Anyway, I success toggling I2C1 port using a "single" project. Configuring I2C1 port and Reading/Writing a EEPROM memory with I2C1 port (external connector).
But if I try to integrate the piece of code with Circle OS in an application CircleOS, Nothing happens on the I2C1 bus (IOB6/7). The port is well configured but not possible to toggle the IOs. All registers are well prepared ... No Start condition can be ran.
is Inserting the possibility to use I2C1 in Circle OS application possible or is there any conflit ?
as said before, I'm writing a program to be able to read/write an EEPROM on external port (using I2C1 bus). If I run the program alone (without any CircleOS environnement) all is ok, I success in reading the EEPROM ... My problem is when I try to insert the peace of program in a Circle OS application project. Last week, nothing happens, event if the I2C1 bus configuration was well done.

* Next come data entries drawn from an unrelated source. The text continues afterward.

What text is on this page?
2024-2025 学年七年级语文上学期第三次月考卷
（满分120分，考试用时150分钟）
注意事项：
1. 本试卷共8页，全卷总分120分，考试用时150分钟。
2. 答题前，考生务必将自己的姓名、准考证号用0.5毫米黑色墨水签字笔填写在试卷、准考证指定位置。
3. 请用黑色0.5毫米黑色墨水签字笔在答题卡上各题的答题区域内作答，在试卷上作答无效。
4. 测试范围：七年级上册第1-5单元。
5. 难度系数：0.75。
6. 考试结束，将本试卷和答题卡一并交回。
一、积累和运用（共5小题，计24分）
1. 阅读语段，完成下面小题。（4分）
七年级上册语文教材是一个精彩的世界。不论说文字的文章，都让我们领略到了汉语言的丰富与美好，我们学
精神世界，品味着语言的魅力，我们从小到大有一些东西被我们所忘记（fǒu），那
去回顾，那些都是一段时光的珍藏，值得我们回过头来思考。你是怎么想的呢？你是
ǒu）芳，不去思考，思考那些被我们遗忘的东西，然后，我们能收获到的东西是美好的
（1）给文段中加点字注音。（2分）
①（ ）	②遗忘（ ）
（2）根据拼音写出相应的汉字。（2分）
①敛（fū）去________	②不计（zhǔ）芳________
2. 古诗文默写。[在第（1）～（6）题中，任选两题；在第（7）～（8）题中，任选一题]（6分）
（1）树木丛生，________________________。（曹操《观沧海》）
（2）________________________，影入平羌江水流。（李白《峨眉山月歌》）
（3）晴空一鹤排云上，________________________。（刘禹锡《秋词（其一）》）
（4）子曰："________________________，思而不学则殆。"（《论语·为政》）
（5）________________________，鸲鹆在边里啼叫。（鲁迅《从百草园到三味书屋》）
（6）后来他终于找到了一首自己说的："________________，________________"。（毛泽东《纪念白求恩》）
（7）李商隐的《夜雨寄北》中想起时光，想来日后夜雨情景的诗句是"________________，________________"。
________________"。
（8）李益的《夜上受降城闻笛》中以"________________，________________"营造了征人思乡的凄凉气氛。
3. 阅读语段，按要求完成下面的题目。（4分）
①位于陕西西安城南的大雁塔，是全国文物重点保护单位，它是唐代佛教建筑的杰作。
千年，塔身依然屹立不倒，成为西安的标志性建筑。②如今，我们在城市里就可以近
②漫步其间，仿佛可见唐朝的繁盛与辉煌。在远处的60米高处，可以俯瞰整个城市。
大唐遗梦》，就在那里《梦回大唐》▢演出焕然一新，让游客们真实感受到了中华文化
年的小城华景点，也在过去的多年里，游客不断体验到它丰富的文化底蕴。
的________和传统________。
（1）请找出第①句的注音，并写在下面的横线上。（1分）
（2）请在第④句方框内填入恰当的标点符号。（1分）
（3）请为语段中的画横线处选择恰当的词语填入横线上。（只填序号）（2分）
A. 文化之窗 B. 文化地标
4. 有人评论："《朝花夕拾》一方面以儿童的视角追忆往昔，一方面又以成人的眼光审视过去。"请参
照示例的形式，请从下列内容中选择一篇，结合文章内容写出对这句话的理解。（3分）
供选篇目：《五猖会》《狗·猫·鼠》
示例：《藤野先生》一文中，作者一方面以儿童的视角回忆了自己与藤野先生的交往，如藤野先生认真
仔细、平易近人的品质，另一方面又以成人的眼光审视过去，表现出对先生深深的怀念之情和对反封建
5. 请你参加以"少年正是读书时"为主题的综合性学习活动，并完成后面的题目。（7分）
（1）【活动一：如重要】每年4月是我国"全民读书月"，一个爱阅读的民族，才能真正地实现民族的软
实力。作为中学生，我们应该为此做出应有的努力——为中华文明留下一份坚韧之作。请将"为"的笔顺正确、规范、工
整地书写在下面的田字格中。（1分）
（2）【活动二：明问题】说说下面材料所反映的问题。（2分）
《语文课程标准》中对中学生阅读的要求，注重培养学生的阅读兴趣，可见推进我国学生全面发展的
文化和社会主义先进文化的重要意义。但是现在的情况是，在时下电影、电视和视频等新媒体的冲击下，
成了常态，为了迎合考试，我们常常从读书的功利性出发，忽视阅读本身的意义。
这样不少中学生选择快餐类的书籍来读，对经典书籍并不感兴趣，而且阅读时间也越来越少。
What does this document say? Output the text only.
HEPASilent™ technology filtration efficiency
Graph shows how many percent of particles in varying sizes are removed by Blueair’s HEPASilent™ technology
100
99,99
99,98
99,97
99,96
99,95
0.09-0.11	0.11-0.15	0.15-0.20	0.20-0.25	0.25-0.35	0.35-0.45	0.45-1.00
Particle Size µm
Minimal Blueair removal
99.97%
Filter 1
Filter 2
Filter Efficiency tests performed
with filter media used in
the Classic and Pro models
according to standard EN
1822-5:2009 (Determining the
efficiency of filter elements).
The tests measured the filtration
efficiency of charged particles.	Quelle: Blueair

Trying to compare (in debug analysis) all the peripherals between the program running without (and OK) & with CircleOS (and HS) , I found that Disabling the FSMC RCC_AHBENR (value with CircleOS running 0x115) and changing it to 0x015, I success sending START condition, send 7 bits + RW + ACK on the bus. But there still have some problems :without CircleOS, I can read more than 4000 bytes without any problem (read byte + send ACK). But with Circle OS, I2C clock is running all the time, but SDA management seems to be every 300us. I think this is due to some interrupts, probably due to CircleOS firmware to check MEMS or Buttons or other user interrupt.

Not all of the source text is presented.